L’ex ministro Giovanni Galloni è morto il 23 aprile scorso all’età di 90 anni. Con lui scompare un’importante figura della Democrazia Cristiana ed un uomo delle Istituzioni tra i più rigorosi e competenti.
Giovanni Galloni nacque a Paternò (provincia di Catania) nel 1927 da una famiglia della ricca borghesia che si trasferì a Bologna in quanto il papà era un intendente di finanza. Giovanissimo aderì alla Resistenza per poi laurearsi in Giurisprudenza all’università felsinea a soli 20 anni. Divenuto libero docente di Diritto Agrario alternò l’attività accademica con quella politica. Fu tra i fondatori della corrente di sinistra della Democrazia Cristiana ispirandosi agli insegnamenti di Giuseppe Dossetti. Ricoprì importanti incarichi nel partito, vicepresidente e per due volte vicesegretario, e fu parlamentare per ben sei Legislature. Divenne ministro della Pubblica Istruzione negli anni 1987/1989 durante i governi Goria e De Mita. Fu uno dei più stretti collaboratori di Benigno Zaccagnini, segretario DC dal 1976 al 1980, che ebbe l’onere di guidare il partito durante i drammatici giorni del rapimento e dell’uccisione di Aldo Moro. Molti anni dopo, in una trasmissione di RaiNews24, Giovanni Galloni rivelò alcune indiscrezioni su confidenze che lo statista democristiano gli avrebbe fatto poche settimane prima del suo rapimento. In particolare sugli infiltrati che i servizi di intelligence statunitensi ed israeliani avevano messo all’interno delle Brigate Rosse e sulla loro ritrosia nel condividere con gli italiani tali attività che avrebbero potuto portare all’individuazione dei covi dei terroristi.

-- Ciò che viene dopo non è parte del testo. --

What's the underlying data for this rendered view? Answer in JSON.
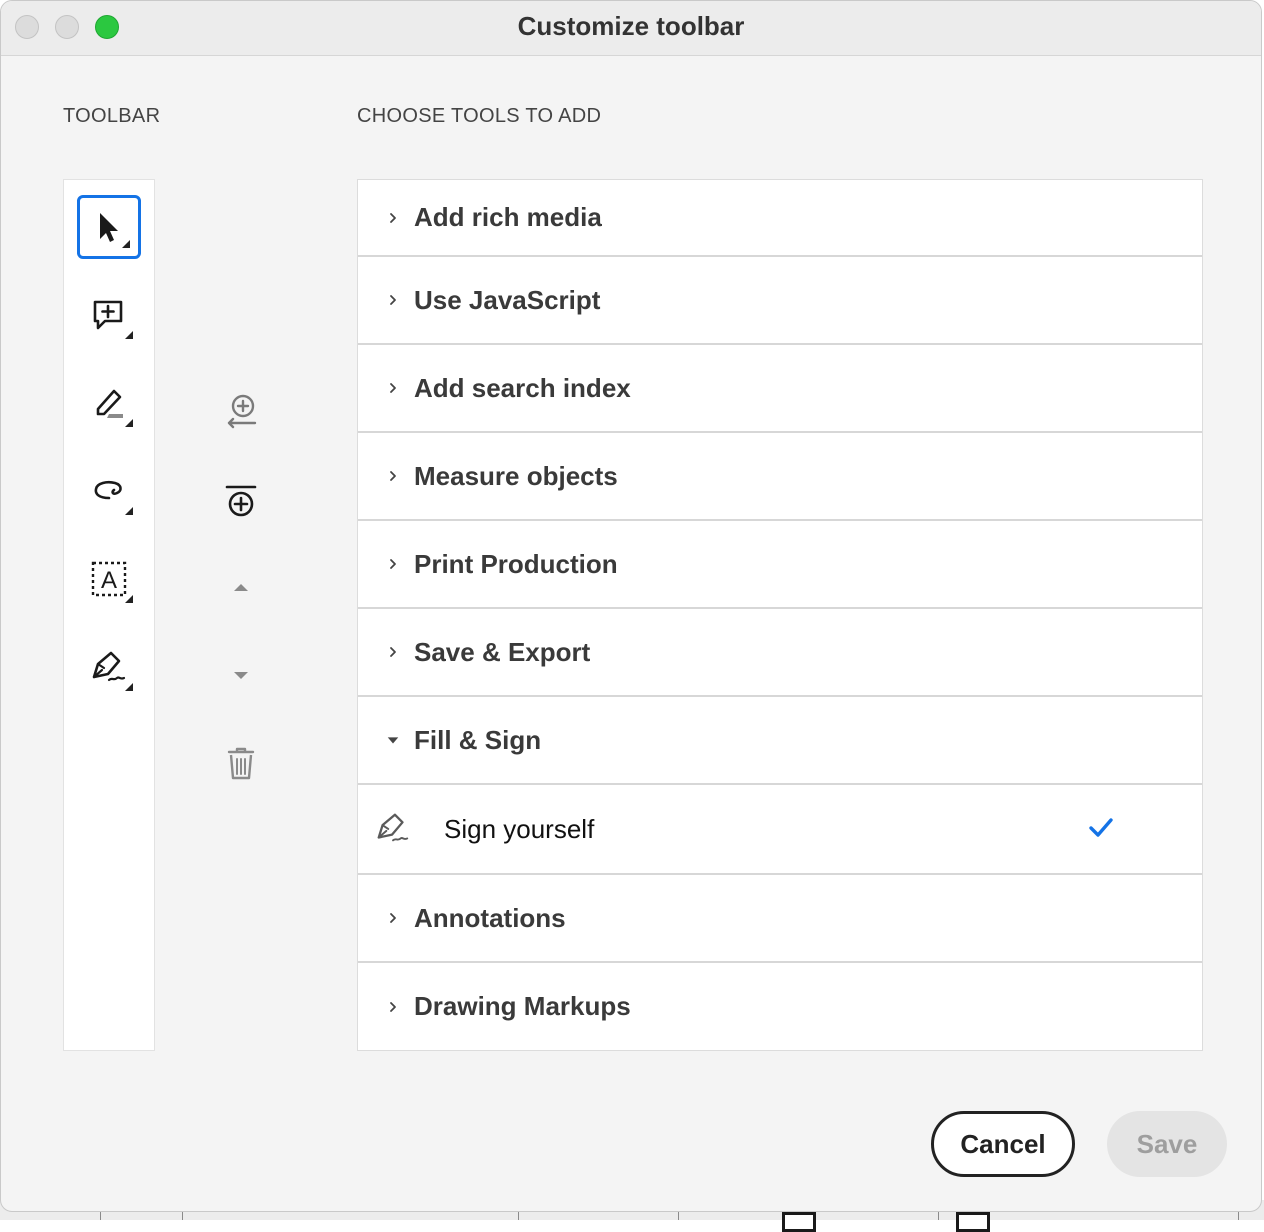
{
  "window": {
    "title": "Customize toolbar"
  },
  "left": {
    "label": "TOOLBAR",
    "tools": [
      {
        "name": "select-tool",
        "icon": "arrow-cursor-icon",
        "selected": true
      },
      {
        "name": "comment-tool",
        "icon": "add-comment-icon"
      },
      {
        "name": "highlight-tool",
        "icon": "highlighter-icon"
      },
      {
        "name": "draw-tool",
        "icon": "freehand-loop-icon"
      },
      {
        "name": "text-select-tool",
        "icon": "text-box-icon"
      },
      {
        "name": "sign-tool",
        "icon": "pen-sign-icon"
      }
    ],
    "actions": [
      {
        "name": "add-separator-button",
        "icon": "add-separator-icon"
      },
      {
        "name": "add-divider-button",
        "icon": "add-divider-icon"
      },
      {
        "name": "move-up-button",
        "icon": "triangle-up-icon"
      },
      {
        "name": "move-down-button",
        "icon": "triangle-down-icon"
      },
      {
        "name": "delete-button",
        "icon": "trash-icon"
      }
    ]
  },
  "right": {
    "label": "CHOOSE TOOLS TO ADD",
    "categories": [
      {
        "label": "Add rich media",
        "expanded": false
      },
      {
        "label": "Use JavaScript",
        "expanded": false
      },
      {
        "label": "Add search index",
        "expanded": false
      },
      {
        "label": "Measure objects",
        "expanded": false
      },
      {
        "label": "Print Production",
        "expanded": false
      },
      {
        "label": "Save & Export",
        "expanded": false
      },
      {
        "label": "Fill & Sign",
        "expanded": true,
        "items": [
          {
            "label": "Sign yourself",
            "checked": true,
            "icon": "pen-sign-icon"
          }
        ]
      },
      {
        "label": "Annotations",
        "expanded": false
      },
      {
        "label": "Drawing Markups",
        "expanded": false
      }
    ]
  },
  "buttons": {
    "cancel": "Cancel",
    "save": "Save"
  },
  "colors": {
    "accent": "#1473e6",
    "close_dot": "#dcdcdc",
    "zoom_dot": "#2bc840"
  }
}
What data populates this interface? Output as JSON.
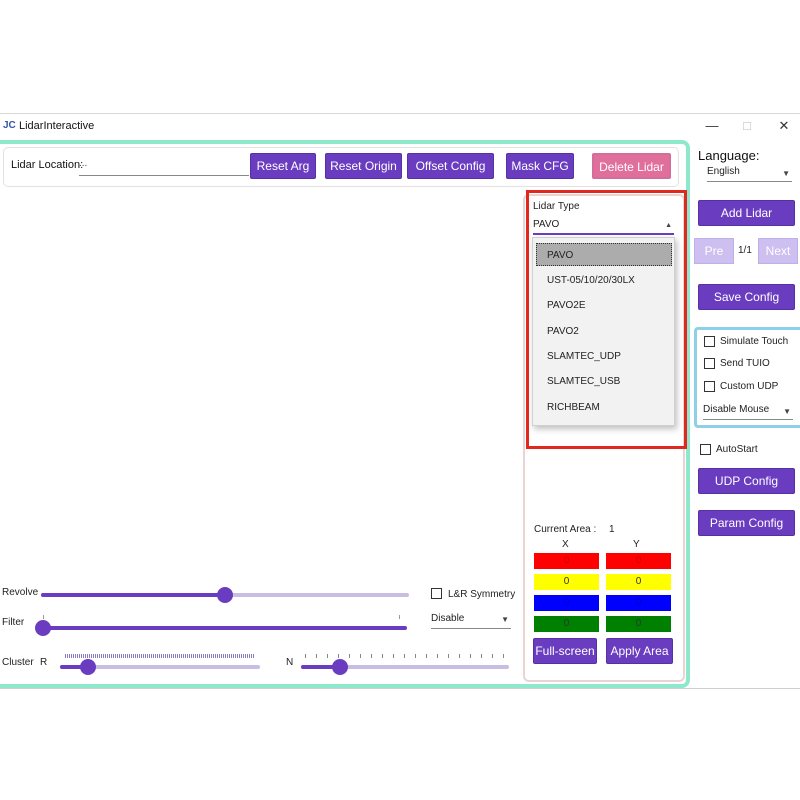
{
  "window": {
    "title": "LidarInteractive",
    "app_icon_text": "JC",
    "minimize_glyph": "—",
    "maximize_glyph": "□",
    "close_glyph": "✕"
  },
  "location": {
    "label": "Lidar Location:",
    "value": "..."
  },
  "toolbar": {
    "reset_arg": "Reset Arg",
    "reset_origin": "Reset Origin",
    "offset_config": "Offset Config",
    "mask_cfg": "Mask CFG",
    "delete_lidar": "Delete Lidar"
  },
  "controls": {
    "revolve_label": "Revolve",
    "filter_label": "Filter",
    "cluster_label": "Cluster",
    "cluster_r_label": "R",
    "cluster_n_label": "N",
    "symmetry_label": "L&R Symmetry",
    "filter_select": "Disable"
  },
  "sliders": {
    "revolve_level": 0.5,
    "filter_level": 0.0,
    "cluster_r_level": 0.1,
    "cluster_n_level": 0.2
  },
  "lidar_type": {
    "label": "Lidar Type",
    "selected": "PAVO",
    "options": [
      "PAVO",
      "UST-05/10/20/30LX",
      "PAVO2E",
      "PAVO2",
      "SLAMTEC_UDP",
      "SLAMTEC_USB",
      "RICHBEAM"
    ]
  },
  "area": {
    "current_label": "Current Area :",
    "current_value": "1",
    "x_label": "X",
    "y_label": "Y",
    "rows": [
      {
        "color": "#ff0000",
        "x": "0",
        "y": "0"
      },
      {
        "color": "#ffff00",
        "x": "0",
        "y": "0"
      },
      {
        "color": "#0000ff",
        "x": "0",
        "y": "0"
      },
      {
        "color": "#008000",
        "x": "0",
        "y": "0"
      }
    ],
    "fullscreen": "Full-screen",
    "apply": "Apply Area"
  },
  "sidebar": {
    "language_label": "Language:",
    "language_value": "English",
    "add_lidar": "Add Lidar",
    "pre": "Pre",
    "page": "1/1",
    "next": "Next",
    "save_config": "Save Config",
    "simulate_touch": "Simulate Touch",
    "send_tuio": "Send TUIO",
    "custom_udp": "Custom UDP",
    "mouse_mode": "Disable Mouse",
    "autostart": "AutoStart",
    "udp_config": "UDP Config",
    "param_config": "Param Config"
  },
  "colors": {
    "accent": "#6a3dc0",
    "danger_pink": "#e06f9b",
    "highlight_red": "#e1281e",
    "panel_border": "#8ee8cc"
  }
}
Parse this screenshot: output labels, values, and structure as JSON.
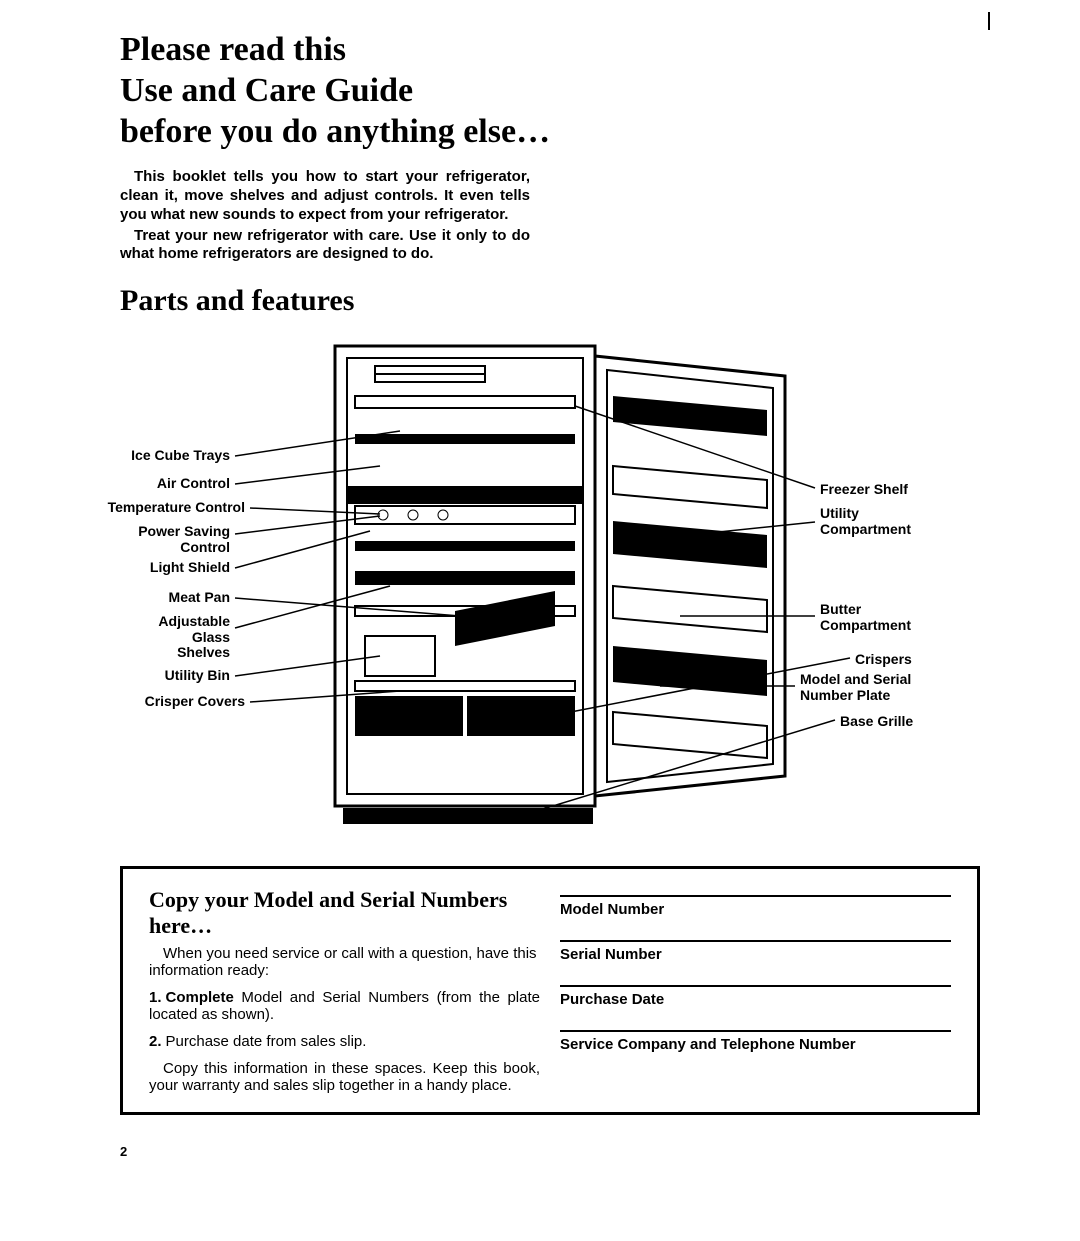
{
  "title": "Please read this\nUse and Care Guide\nbefore you do anything else…",
  "intro": {
    "p1": "This booklet tells you how to start your refrigerator, clean it, move shelves and adjust controls. It even tells you what new sounds to expect from your refrigerator.",
    "p2": "Treat your new refrigerator with care. Use it only to do what home refrigerators are designed to do."
  },
  "parts_heading": "Parts and features",
  "labels": {
    "left": [
      "Ice Cube Trays",
      "Air Control",
      "Temperature Control",
      "Power Saving\nControl",
      "Light Shield",
      "Meat Pan",
      "Adjustable\nGlass\nShelves",
      "Utility Bin",
      "Crisper Covers"
    ],
    "right": [
      "Freezer Shelf",
      "Utility\nCompartment",
      "Butter\nCompartment",
      "Crispers",
      "Model and Serial\nNumber Plate",
      "Base Grille"
    ]
  },
  "record": {
    "heading": "Copy your Model and Serial Numbers here…",
    "lead": "When you need service or call with a question, have this information ready:",
    "items": [
      {
        "num": "1.",
        "bold": "Complete",
        "rest": " Model and Serial Numbers (from the plate located as shown)."
      },
      {
        "num": "2.",
        "bold": "",
        "rest": "Purchase date from sales slip."
      }
    ],
    "tail": "Copy this information in these spaces. Keep this book, your warranty and sales slip together in a handy place.",
    "fields": [
      "Model Number",
      "Serial Number",
      "Purchase Date",
      "Service Company and Telephone Number"
    ]
  },
  "page_number": "2"
}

Giovanni Galloni ricoprì anche l’incarico di vicepresidente del Consiglio Superiore della Magistratura (CSM) dal 1990 al 1994, un periodo particolarmente delicato nei rapporti tra toghe e potere politico. Il presidente Cossiga gli ritirò alcune importanti deleghe che furono a lui restituite dal successivo capo dello Stato Oscar Luigi Scalfaro. E su come affrontò l’incarico in quel difficile periodo si è soffermato Renato Balduzzi, componente laico del CSM, nel ricordarlo dopo la sua scomparsa: “Come vicepresidente del Consiglio Superiore della Magistratura, egli affrontò con coraggio e determinazione, non disgiunte da quell’umiltà di fondo che lo caratterizzava, una delle più difficili crisi che l’organo di governo autonomo dei magistrati ordinari ebbe mai ad attraversare”.